Sevgili okurlar,
“Tarikat ve cemaatlerin”, ülke genelinde “birlik ve beraberliğimizi” nasıl “dinamitlediklerini” bizzat yaşıyor ve görüyoruz!..
Din adamlarını bizler,”yeryüzünde Allah’ın elçileri, Peygamber Efenidimiz Hz.

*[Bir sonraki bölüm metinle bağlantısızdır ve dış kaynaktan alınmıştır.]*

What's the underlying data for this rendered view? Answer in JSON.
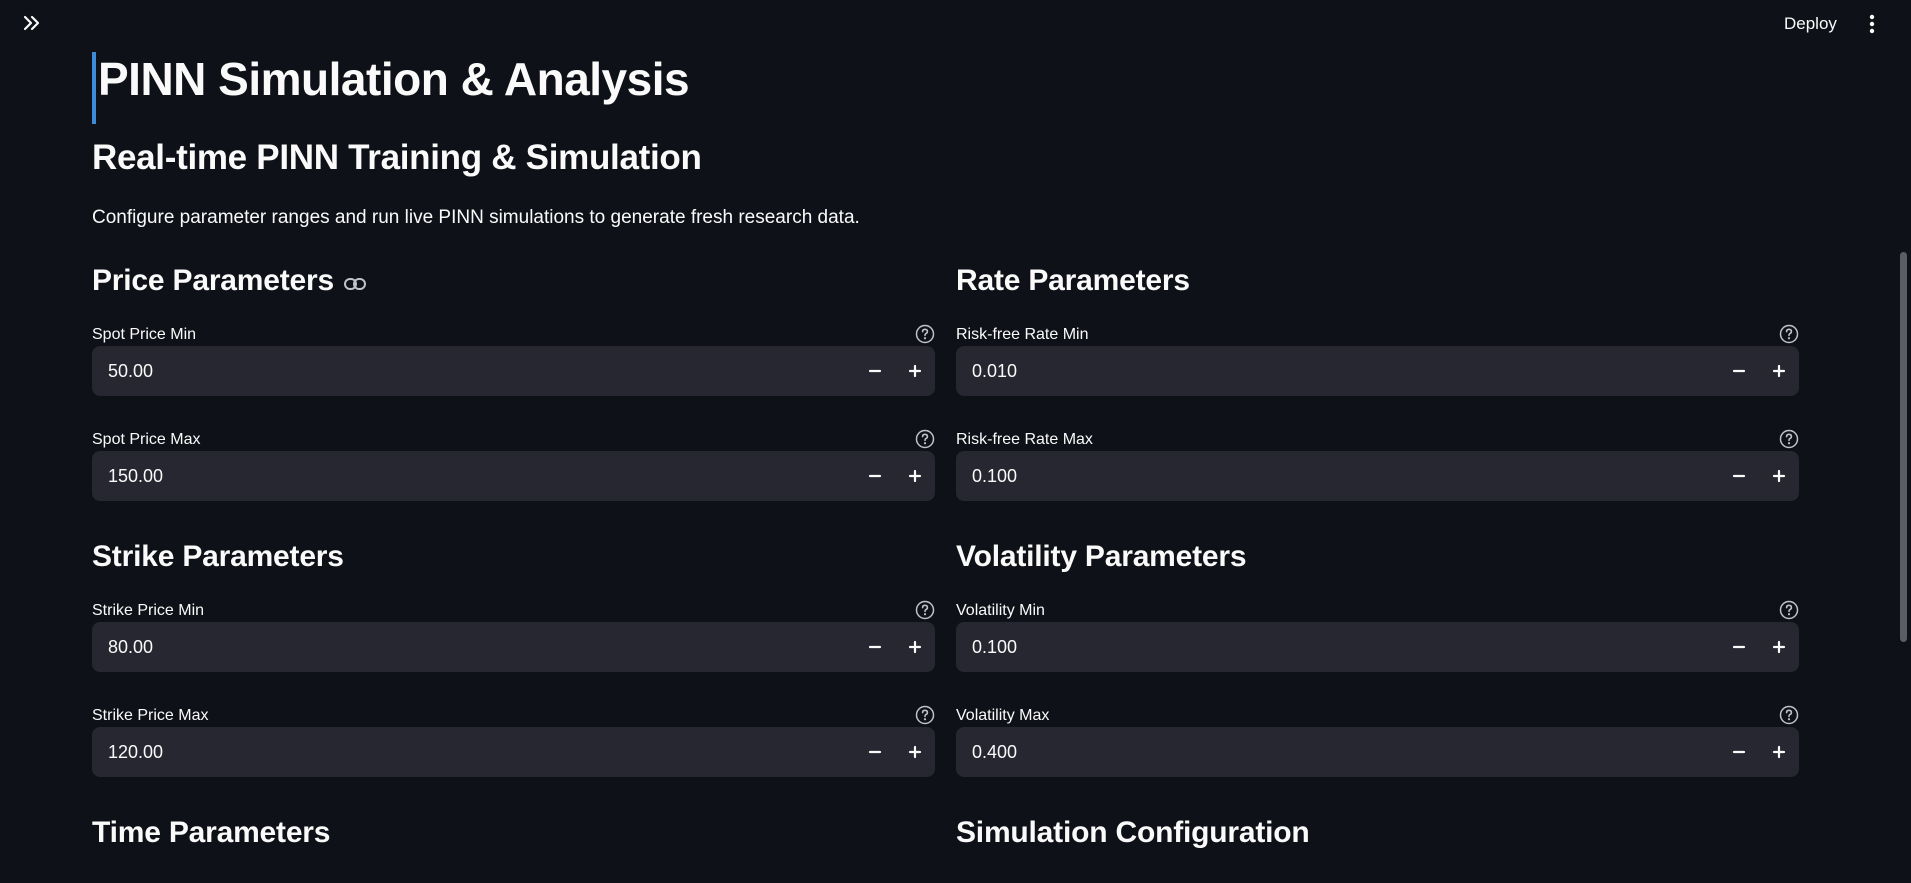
{
  "header": {
    "deploy_label": "Deploy"
  },
  "page": {
    "title": "PINN Simulation & Analysis",
    "subheader": "Real-time PINN Training & Simulation",
    "description": "Configure parameter ranges and run live PINN simulations to generate fresh research data."
  },
  "sections": {
    "price": {
      "title": "Price Parameters"
    },
    "rate": {
      "title": "Rate Parameters"
    },
    "strike": {
      "title": "Strike Parameters"
    },
    "volatility": {
      "title": "Volatility Parameters"
    },
    "time": {
      "title": "Time Parameters"
    },
    "simulation": {
      "title": "Simulation Configuration"
    }
  },
  "fields": {
    "spot_min": {
      "label": "Spot Price Min",
      "value": "50.00"
    },
    "spot_max": {
      "label": "Spot Price Max",
      "value": "150.00"
    },
    "rate_min": {
      "label": "Risk-free Rate Min",
      "value": "0.010"
    },
    "rate_max": {
      "label": "Risk-free Rate Max",
      "value": "0.100"
    },
    "strike_min": {
      "label": "Strike Price Min",
      "value": "80.00"
    },
    "strike_max": {
      "label": "Strike Price Max",
      "value": "120.00"
    },
    "vol_min": {
      "label": "Volatility Min",
      "value": "0.100"
    },
    "vol_max": {
      "label": "Volatility Max",
      "value": "0.400"
    }
  },
  "colors": {
    "background": "#0e1117",
    "input_background": "#262730",
    "title_accent": "#3d8bd9"
  }
}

Muhammed’in(AS) tebliğcileri” olarak biliriz..
Din, adı üzerinde yoldur..
Bu dosdoğru, temiz yolu yürüyen müminlerin kardeşliğide önemlidir..
Avrupa’da yaşanan din savaşlarının, kilise ve papazlara, yani din adamlarına karşı, “bir kurtuluş mücadelesinden” başka bir şey değildir..
Bu yolda binlerce masum insan öldürülmüş, kiliseye, papazlara güven ve inanç sarsılmıştır..
İşte Avrupa’da birbiri ile kuleleri, kubbeleri, stünları, görkemi yarışan kiliselerin içi bundan boştur..
Gidin sorun, “bu dinin mensupları, kiliseye neden gitmediklerini” söyle açıklarlar:
“ Bizler din adamlarına bir kere güvendik, bir daha asla” demeyi ihmal etmezler..

KORKU SOPASI GİBİ?
Üzülerek ifade edelim ki, geldiğimiz bu noktada “İslam Dinini” kendi çıkarları doğrultusunda, “bir korku sopası” gibi kullananların sayısı gün gittikçe artıyor..
Maalesef, siyasilerimizde bu anlayışa hizmet etmekte, bir beis görmüyorlar!
“Cennet, cehennem” bağlamında olduğu kadar, “günah ve haram” konularını bile kendi çıkarlarına alet edenlerin, bu Yüce Dini temsiliyetleri elbette tartışılır, sorgulanır..
Kimsenin “İslam Dini” ile bir alıp veremediği yok!
Kimsenin, İslam Dinine saldırdığı da yok!
İslam Dini şemsiyesi altında, dine aykırı, “haram ve helali, günahı ve iyiliği” kendi çıkarları doğrultusunda kullananlar sözkonusu!
Bu noktada, bu çirkin, bu pislik ve üstelik bu güzel dini anlayışı, inanç temelinde, “suistimal edenlere karşı” gereken yapılmalıdır..

RUHMAN SINIFI YARATILDI!
Dinimizde Hıristiyanlık dininde olduğu gibi bir “ruhban sınıfının” olmamasına rağmen, bugün dini mecrada böyle bir sınıf yaratan, “el, etek öptüren, kendilerini bulunmaz, nefesi kutsal, tükürüğü bile tüm dertlere deva olarak sunulan, dini birçok objeleri, üzülerek ifade edelim ki, Peygamber adına satışa sunan, bu güruhtan kurtulmak, bunlara bel bağlamamak, bunların oyunununa gelmemek, bunlara çoluk çocuğumuzu teslim etmemek gerektiğini” ne zaman anlayacağız?
Laik, Demokratik Türkiye Cumhuriyeti Devleti’nde, bu hususlar açık ve net ortaya konmuştur..
İnançlar temelinde, insanımız özgürdür..
Kimse inançlarından ötürü sorgulanamaz, aşağılanamaz, dışlanamaz!

HALA DERS ALMADINIZ MI?
Kimse, bu dinin sahibi ve elinde sopası ile kollayıcısı değildir!..
Kimse, din adına işlenen suçları görmezden gelemez, bu alanda işlenen suçları gizleyemez, tarafları bu manada aklayamaz!..
İşte, “bu ihmaller ve kayıtsızlık nedeni ile FETÖ denilen bir cemaat, hem siyasi iktidarın saflarına, hem devletin kılcal damarlarına sızmış, 15 Temmuz Darbe Kalkışması ile 250 Vatandaşımızın hayatını kaybetmesine ve binlerce mağduriyetin yaşanmasına” sebep olmuştur..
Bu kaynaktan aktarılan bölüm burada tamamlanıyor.